PROPOFOL
Introduction:
- Most frequently used intravenous anesthetic today.
- Structure: Consists of phenol ring with isopropyl group attached (2, 6 di-isopropylphenol).
- Metabolized in liver.
- Significant extrahepatic metabolism also occurs in lungs and excreted via kidney.
Preparations:
- Oil-based preparation (soybean oil, egg lecithin & glycerol).
- Solution color: Milky white.
Precaution:
- To be used within 6 hrs after opening vial
- Due to death from egg lecithin contamination.
- Egg lecithin – Good medium for bacterial growth.

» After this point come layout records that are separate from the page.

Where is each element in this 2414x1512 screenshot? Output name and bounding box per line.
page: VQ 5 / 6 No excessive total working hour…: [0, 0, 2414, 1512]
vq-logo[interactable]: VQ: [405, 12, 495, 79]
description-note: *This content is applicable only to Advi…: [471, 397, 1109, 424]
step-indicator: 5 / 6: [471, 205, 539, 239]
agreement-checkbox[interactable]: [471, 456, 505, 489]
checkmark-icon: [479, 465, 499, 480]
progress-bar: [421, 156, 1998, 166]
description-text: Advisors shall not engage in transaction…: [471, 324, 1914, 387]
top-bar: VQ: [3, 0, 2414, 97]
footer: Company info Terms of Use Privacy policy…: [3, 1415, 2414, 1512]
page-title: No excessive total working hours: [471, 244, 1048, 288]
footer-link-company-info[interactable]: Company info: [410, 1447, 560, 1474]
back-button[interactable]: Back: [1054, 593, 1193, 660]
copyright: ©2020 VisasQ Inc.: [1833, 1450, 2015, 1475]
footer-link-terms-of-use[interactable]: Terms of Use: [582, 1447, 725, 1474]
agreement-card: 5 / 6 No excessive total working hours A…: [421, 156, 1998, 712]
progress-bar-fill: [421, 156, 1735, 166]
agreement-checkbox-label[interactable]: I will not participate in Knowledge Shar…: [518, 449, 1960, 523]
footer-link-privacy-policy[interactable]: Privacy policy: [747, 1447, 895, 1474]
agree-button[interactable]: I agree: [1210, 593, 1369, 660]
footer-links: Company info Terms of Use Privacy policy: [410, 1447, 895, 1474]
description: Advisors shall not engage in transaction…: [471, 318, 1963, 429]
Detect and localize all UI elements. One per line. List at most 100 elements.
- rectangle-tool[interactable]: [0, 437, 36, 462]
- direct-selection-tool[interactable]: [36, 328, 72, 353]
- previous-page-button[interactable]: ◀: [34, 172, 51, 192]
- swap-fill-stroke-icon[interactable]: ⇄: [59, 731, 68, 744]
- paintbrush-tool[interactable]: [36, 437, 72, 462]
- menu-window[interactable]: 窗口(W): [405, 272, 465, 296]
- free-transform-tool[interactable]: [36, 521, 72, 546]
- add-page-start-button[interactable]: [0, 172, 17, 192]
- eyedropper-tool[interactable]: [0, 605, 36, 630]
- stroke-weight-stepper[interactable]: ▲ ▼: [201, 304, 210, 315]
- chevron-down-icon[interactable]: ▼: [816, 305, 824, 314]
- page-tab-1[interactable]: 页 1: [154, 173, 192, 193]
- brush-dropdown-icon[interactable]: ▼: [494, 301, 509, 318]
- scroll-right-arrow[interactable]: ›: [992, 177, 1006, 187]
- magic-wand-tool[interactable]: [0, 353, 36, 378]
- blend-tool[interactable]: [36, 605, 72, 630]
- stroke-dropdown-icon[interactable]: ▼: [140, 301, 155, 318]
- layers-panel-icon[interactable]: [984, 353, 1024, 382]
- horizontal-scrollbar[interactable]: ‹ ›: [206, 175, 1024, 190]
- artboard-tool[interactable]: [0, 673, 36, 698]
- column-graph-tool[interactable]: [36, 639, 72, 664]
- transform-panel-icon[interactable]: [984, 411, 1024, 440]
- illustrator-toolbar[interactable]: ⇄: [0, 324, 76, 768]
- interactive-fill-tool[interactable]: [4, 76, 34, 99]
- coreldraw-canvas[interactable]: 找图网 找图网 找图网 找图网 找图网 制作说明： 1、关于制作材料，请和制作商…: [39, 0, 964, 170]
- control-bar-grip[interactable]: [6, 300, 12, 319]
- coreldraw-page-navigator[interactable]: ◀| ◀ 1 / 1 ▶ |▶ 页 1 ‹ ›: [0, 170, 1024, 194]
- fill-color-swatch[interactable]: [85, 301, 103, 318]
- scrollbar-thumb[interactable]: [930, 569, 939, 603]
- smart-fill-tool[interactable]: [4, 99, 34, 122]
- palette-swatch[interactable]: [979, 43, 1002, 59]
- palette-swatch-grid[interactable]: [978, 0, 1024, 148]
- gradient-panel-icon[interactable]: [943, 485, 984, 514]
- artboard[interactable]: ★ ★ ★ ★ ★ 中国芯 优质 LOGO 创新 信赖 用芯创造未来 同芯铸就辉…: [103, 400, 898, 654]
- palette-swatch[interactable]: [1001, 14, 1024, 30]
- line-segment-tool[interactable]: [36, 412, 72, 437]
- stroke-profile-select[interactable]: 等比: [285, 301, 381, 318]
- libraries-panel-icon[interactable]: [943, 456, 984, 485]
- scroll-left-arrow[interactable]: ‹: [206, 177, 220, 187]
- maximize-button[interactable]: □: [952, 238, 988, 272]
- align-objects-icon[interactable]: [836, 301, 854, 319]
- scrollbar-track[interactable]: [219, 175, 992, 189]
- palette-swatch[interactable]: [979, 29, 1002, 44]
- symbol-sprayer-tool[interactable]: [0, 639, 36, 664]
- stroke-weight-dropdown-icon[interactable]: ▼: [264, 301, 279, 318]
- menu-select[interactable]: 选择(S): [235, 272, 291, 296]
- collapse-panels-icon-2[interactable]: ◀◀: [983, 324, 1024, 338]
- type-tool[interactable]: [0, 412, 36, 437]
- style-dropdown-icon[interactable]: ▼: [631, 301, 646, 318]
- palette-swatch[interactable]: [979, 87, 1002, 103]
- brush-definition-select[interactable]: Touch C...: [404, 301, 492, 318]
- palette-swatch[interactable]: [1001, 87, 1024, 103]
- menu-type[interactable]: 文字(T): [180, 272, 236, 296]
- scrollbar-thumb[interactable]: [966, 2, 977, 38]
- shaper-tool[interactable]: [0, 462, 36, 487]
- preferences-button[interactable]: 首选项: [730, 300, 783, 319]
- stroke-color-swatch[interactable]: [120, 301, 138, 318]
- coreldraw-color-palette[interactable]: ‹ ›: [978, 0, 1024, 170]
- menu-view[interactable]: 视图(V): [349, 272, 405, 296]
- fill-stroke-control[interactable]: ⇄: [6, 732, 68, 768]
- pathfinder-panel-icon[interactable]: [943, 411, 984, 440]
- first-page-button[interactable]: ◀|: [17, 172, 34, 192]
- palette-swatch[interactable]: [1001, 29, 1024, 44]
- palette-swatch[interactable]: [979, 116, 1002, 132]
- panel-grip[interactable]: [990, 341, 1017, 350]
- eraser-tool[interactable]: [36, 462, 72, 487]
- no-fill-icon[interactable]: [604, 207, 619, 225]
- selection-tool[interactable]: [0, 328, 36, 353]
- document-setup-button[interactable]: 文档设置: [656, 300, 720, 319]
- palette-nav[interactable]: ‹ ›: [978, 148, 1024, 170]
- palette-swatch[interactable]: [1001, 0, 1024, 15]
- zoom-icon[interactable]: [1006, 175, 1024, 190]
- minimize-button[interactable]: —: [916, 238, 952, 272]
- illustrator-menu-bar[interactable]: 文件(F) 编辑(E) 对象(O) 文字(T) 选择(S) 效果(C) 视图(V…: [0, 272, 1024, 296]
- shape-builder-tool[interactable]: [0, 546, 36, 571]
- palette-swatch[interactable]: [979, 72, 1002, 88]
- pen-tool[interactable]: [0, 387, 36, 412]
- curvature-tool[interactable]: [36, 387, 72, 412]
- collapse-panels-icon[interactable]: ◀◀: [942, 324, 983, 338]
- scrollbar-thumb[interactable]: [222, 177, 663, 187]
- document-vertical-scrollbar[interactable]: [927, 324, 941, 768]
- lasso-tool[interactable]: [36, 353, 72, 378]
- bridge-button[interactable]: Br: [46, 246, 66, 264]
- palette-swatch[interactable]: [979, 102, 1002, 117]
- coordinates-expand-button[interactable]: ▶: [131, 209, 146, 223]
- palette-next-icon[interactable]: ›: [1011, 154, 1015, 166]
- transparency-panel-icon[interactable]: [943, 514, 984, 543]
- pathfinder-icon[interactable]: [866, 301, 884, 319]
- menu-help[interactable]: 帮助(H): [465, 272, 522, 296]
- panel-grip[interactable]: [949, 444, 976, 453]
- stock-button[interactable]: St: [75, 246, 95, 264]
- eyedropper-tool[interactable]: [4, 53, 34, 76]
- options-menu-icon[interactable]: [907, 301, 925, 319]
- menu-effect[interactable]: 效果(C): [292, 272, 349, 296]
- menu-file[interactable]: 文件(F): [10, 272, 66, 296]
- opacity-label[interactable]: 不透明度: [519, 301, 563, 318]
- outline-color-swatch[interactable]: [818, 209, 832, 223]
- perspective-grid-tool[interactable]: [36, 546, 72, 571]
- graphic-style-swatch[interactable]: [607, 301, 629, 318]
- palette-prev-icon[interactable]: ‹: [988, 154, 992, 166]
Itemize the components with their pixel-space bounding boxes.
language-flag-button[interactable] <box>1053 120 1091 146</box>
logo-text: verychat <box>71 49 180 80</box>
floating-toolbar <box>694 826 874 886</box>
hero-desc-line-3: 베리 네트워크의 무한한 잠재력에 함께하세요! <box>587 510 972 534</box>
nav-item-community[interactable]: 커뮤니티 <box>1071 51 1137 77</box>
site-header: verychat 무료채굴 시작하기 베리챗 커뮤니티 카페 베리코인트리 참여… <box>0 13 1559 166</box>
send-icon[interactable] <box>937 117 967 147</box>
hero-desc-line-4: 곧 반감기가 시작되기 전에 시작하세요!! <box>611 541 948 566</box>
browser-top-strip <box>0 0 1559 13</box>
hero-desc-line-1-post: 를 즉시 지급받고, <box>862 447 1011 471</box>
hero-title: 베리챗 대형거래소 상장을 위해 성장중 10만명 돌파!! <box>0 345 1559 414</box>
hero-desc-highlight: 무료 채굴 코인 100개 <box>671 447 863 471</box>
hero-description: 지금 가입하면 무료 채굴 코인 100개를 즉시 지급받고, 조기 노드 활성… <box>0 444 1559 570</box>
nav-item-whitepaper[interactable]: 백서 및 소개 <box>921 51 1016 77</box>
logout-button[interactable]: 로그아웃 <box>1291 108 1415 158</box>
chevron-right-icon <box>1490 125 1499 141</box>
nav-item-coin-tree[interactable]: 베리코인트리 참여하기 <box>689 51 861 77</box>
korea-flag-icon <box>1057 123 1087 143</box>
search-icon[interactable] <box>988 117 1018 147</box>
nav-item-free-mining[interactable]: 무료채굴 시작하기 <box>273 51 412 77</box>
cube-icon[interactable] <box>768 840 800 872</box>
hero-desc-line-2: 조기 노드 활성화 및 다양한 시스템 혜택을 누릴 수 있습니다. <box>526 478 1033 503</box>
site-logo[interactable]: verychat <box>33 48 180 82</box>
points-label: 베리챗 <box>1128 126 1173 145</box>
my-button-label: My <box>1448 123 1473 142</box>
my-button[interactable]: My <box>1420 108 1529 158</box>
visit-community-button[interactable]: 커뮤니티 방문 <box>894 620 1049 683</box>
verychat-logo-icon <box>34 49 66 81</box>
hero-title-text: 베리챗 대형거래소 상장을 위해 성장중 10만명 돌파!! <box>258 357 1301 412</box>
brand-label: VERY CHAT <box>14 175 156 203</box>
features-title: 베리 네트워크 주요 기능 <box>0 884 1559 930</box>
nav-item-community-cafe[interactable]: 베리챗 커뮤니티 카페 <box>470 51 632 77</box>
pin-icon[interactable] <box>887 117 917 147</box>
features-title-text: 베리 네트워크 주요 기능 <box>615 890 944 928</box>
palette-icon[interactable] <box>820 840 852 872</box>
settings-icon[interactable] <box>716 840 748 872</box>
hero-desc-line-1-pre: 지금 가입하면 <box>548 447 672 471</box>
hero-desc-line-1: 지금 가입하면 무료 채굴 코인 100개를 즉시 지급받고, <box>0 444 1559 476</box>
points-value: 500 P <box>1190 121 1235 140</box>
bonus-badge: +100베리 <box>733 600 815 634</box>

Recent propofol preparations:
- Contains disodium edetate or sodium metabisulfite as antimicrobial agent.
- Prevents contamination issues.
Actions:
- Decreases intraocular pressure.
- Reduces BP.
Uses:
- Intermittent injection or continuous infusion for total i.v. anesthesia (TIVA) when supplemented by fentanyl.
- Anesthetic of choice for induction, intubation in ICU & malignant hyperthermia patients.
- Induction dose = 1-2.5 mg/kg iv.
- Particularly suitable for outpatient surgery (day-care surgery) –
- Due to less marked residual impairment & short-acting.
- Used for both induction & maintenance.
- Used for LA-induced seizure.
Advantages:
- Cerebroprotective.
- Reduce ICT, cerebral metabolism, oxygen consumption & cerebral perfusion.
- No anticonvulsive action (unlike thiopentone).
- No muscle relaxant action (like thiopentone).
- Antiemetic action –
- Reduces post-operative nausea & vomiting.
- Antipruritic action –
- Relieves pruritic in cholestasis & spinal opiates.
- Rapid recovery after anesthesia or sedation even after prolonged infusion.
- Safe in porphyria (unlike phenobarbitone).
- Does not trigger malignant hyperpyrexia.
- No respiratory irritation.
- Easy airway instrumentation done –
- Suppressing airway reflex & cause greater degree of laryngeal muscle relaxation.
- Does not effect corticosteroid synthesis or alter normal response to ACTH stimulation.
- Accidental intra-arterial injection or extravasation of propofol does not produce adverse reactions.
Adverse effects:
- Increased life-threatening infections:
- By decreasing polymorphonuclear leukocyte chemotaxis but not adherence, phagocytosis & killing.
- (Note: Thiopentone blocks all these)
- Causes dose-dependent myocardial depression.
- Causes bradycardia & apnea.
- Produces muscle twitching & myoclonus.
- Pain on injection & rarely thrombophlebitis.
Propofol infusion syndrome:
- Lethal syndrome, associated with propofol infusion for 48hrs or longer.
- Occurs in children & critically ill.
- Due to failure of free fatty acid metabolism & mitochondrial respiratory chain.
- Features: Cardiomyopathy with acute cardiac failure, metabolic acidosis, skeletal myopathy, hyperkalemia, hepatomegaly & lipemia.
Exam Important
- Propofol infusion syndrome occurs due to failure of free fatty acid metabolism & mitochondrial respiratory chain due to propofol infusion for 48hrs or longer.
- Features of propofol infusion syndrome include cardiomyopathy with acute cardiac failure, metabolic acidosis, skeletal myopathy, hyperkalemia, hepatomegaly & lipemia.
- Propofol infusion syndrome occurs in children & critically ill patients.
- Propofol decreases polymorphonuclear leukocyte chemotaxis but not adherence, phagocytosis & killing.
- Propofol increases life-threatening infections.
- Propofol causes dose-dependent myocardial depression.
- Easy airway instrumentation is done with propofol because it suppressing airway reflex & cause greater degree of laryngeal muscle relaxation.
- Unlike phenobarbitone, propofol is safe in porphyria.
- Even after prolonged infusion or sedation rapid recovery possible with propofol.
- Antipruritic action of propofol relieves pruritic in cholestasis & spinal opiates.
- Antiemetic action of propofol reduces post-operative nausea & vomiting.
- Propofol is cerebroprotective by reducing ICT, cerebral metabolism, oxygen consumption & cerebral perfusion.
-
When supplemented by fentanyl, intermittent injection or continuous infusion for total i.v. anesthesia (TIVA).
-
Propofol
is
particularly suitable for outpatient surgery (day-care surgery).
- Anesthetic of choice for intubation in ICU & malignant hyperthermia patients is propofol.
- Propofol is used for both induction & maintenance.
- Propofol to be used within 6 hrs after opening vial due to egg lecithin contamination causing death.
- Egg lecithin is a good medium for bacterial growth.
- Recent propofol preparations contains disodium edetate or sodium metabisulfite as antimicrobial agent preventing contamination issues.
- Propofol is the most frequently used intravenous anesthetic today.